Long answer: This is really nowhere near as difficult as you seem to think. The difficulty is that, in the short term, there was no time-period IOTL after the formation of the United Kingdom of Great Britain and Ireland (in 1800-1801) where the UK was under serious threat of invasion at the time. But in the long term, i.e. pick a PoD and then develop the TL for many decades afterwards, it isn't hard at all. For example, let's take a look at one of the scenarios which you yourself named: the Central Powers win the First World War.

It is true, of course, that a CP victory provides no way for a German invasion of the British Isles immediately. It also doesn't provide a way for Germany to achieve any significant military attack against the British Empire, for the same reason: the enormous disadvantage of the Central Powers' navies combined, relative to the Royal Navy. But give it a few decades, and remember that the UK is in lots and lots of debt to the United States (and it can't expect any of the debt owed to it by, e.g., France to be repaid, since most or all of the UK's wartime allies are probably now ruled either by German puppet governments or by governments that emerged from socialist rebellions in WW1 and the era just after it—neither will be inclined to repay any loans to the UK). Suffocated by lots of debt without any American assistance at repaying it, greatly demoralised at home and its illusion of invincibility in its colonies shattered by its defeat, shut off from Mitteleuropa (the Kaiserreich's plan for a German-dominated Europe) by high economic borders… the British Empire won't fall immediately, but I'd bet it'll start to fall hard within a few decades. Without the Second World War and the example of the Nazis to discredit racism, bankrupt the European colonial empires and essentially force them to go along with decolonisation, the United Kingdom is likely to fight several bloody and increasingly brutal colonial wars to retain their empire, which (a) will probably increase anti-government radical sentiment in Great Britain, such as communism or fascism, and (b) might well lead to a war against Mitteleuropa, the USA or both—and by several decades after WW1, it's not too unreasonable to expect that each of them will have, by then, built up a navy capable of defeating the Royal Navy. If the UK gets really, really nasty and racist and makes some kind of vicious last stand, it's reasonably possible that it might get balkanised (perhaps due to Welsh and/or Scottish rebellions if the UK starts trying to enforce English culture everywhere out of some kind of bitter reactionary sentiment against national liberation movements in the British Empire, or perhaps due to a deliberate effort by its victorious enemies to break apart the dangerous aggressive British state, or whatever).

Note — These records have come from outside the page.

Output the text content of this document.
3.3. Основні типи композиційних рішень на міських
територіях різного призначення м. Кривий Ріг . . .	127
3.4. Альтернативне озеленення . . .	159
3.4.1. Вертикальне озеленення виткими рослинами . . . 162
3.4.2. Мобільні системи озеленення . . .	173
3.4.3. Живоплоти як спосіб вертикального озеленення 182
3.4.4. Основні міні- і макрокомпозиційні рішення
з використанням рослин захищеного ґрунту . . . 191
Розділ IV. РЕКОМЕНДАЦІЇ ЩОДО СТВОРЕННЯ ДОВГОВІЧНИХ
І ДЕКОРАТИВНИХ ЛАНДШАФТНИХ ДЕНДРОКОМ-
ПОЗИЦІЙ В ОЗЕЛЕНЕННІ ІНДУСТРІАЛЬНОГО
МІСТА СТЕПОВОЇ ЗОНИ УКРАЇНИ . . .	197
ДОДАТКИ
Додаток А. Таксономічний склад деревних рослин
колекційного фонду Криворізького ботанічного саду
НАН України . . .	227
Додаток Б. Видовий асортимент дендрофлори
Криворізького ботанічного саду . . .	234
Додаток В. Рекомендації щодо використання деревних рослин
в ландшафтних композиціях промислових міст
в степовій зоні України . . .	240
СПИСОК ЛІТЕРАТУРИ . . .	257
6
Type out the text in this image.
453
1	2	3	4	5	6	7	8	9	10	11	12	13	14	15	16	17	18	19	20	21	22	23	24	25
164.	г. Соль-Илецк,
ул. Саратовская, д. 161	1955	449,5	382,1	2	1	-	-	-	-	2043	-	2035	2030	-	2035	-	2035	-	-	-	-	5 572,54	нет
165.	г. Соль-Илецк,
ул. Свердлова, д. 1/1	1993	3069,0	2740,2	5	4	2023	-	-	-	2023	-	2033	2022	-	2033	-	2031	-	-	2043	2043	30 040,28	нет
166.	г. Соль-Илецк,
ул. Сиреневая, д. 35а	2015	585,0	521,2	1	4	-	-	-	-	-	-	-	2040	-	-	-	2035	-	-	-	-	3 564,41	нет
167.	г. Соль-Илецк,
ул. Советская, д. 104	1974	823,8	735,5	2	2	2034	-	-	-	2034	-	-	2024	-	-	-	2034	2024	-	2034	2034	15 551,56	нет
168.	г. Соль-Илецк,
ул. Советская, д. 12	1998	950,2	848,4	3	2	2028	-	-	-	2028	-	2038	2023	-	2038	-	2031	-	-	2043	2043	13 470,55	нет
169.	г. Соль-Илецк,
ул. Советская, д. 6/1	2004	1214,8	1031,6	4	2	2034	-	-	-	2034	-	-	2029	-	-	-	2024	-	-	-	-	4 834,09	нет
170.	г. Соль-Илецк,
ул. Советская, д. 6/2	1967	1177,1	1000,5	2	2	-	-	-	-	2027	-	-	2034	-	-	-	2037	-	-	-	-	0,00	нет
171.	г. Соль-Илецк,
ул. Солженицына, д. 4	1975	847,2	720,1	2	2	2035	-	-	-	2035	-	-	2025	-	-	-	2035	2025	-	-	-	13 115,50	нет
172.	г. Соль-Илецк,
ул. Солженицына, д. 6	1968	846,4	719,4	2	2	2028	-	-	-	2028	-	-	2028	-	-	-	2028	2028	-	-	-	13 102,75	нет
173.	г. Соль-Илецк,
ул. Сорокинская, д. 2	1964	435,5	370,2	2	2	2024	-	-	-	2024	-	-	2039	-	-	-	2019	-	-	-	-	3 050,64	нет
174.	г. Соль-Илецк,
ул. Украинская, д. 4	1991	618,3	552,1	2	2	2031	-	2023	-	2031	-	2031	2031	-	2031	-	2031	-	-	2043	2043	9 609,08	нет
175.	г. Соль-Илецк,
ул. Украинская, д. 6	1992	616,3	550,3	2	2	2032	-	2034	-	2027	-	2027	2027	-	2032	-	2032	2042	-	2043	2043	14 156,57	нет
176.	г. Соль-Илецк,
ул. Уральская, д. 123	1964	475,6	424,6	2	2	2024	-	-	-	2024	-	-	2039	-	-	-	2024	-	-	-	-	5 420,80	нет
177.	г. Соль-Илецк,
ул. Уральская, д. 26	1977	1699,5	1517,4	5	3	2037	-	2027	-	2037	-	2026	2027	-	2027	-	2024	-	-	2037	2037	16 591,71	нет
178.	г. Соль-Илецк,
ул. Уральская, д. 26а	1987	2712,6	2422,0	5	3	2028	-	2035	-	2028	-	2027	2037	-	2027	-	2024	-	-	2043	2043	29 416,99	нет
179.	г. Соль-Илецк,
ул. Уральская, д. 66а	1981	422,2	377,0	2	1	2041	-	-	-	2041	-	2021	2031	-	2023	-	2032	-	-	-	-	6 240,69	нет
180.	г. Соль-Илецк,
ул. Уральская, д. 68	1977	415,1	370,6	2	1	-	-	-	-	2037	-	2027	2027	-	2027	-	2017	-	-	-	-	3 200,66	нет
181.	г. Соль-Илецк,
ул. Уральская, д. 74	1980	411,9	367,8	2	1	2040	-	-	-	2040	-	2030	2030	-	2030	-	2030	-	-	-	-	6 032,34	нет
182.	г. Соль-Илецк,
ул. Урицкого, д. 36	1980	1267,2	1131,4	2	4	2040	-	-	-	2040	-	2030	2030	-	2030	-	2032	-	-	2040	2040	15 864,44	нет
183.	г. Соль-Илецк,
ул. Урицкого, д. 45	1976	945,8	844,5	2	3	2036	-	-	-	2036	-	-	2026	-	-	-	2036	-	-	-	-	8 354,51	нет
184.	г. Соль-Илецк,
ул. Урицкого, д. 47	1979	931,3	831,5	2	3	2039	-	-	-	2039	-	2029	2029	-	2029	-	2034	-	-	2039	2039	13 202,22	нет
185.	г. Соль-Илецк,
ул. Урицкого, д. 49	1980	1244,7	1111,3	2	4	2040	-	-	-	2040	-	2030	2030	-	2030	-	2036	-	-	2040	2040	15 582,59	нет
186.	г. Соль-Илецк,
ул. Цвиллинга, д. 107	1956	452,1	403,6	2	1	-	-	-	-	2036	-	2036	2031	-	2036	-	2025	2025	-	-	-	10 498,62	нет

That scenario isn't some carefully contrived chain of events that has to proceed in exactly the right way to work; it's just a generic CP victory scenario (presumably with the generic USA-doesn't-enter-war divergence) and the logical consequences thereof, coupled with a few bits of speculation at the end since by then the scenario has moved so far from OTL that to predict exactly what will happen is tricky. So yes, I think this AHC is a relatively easy one—it's just that we don't see end-of-the-UK ATLs very often, presumably for the same reason we don't see end-of-the-USA ATLs very often (partially becaue of their inherent strategic advantages, i.e. the UK is centred on an island and can focus all its efforts on building a navy if it wants to be safe from invasion and the vastness of the Atlantic makes invading the USA a real logistical chore, but mostly because lots of the people on this website are from the Anglophone world, and tend to be Anglophilic and Americophilic)—but forgive me my cynicism.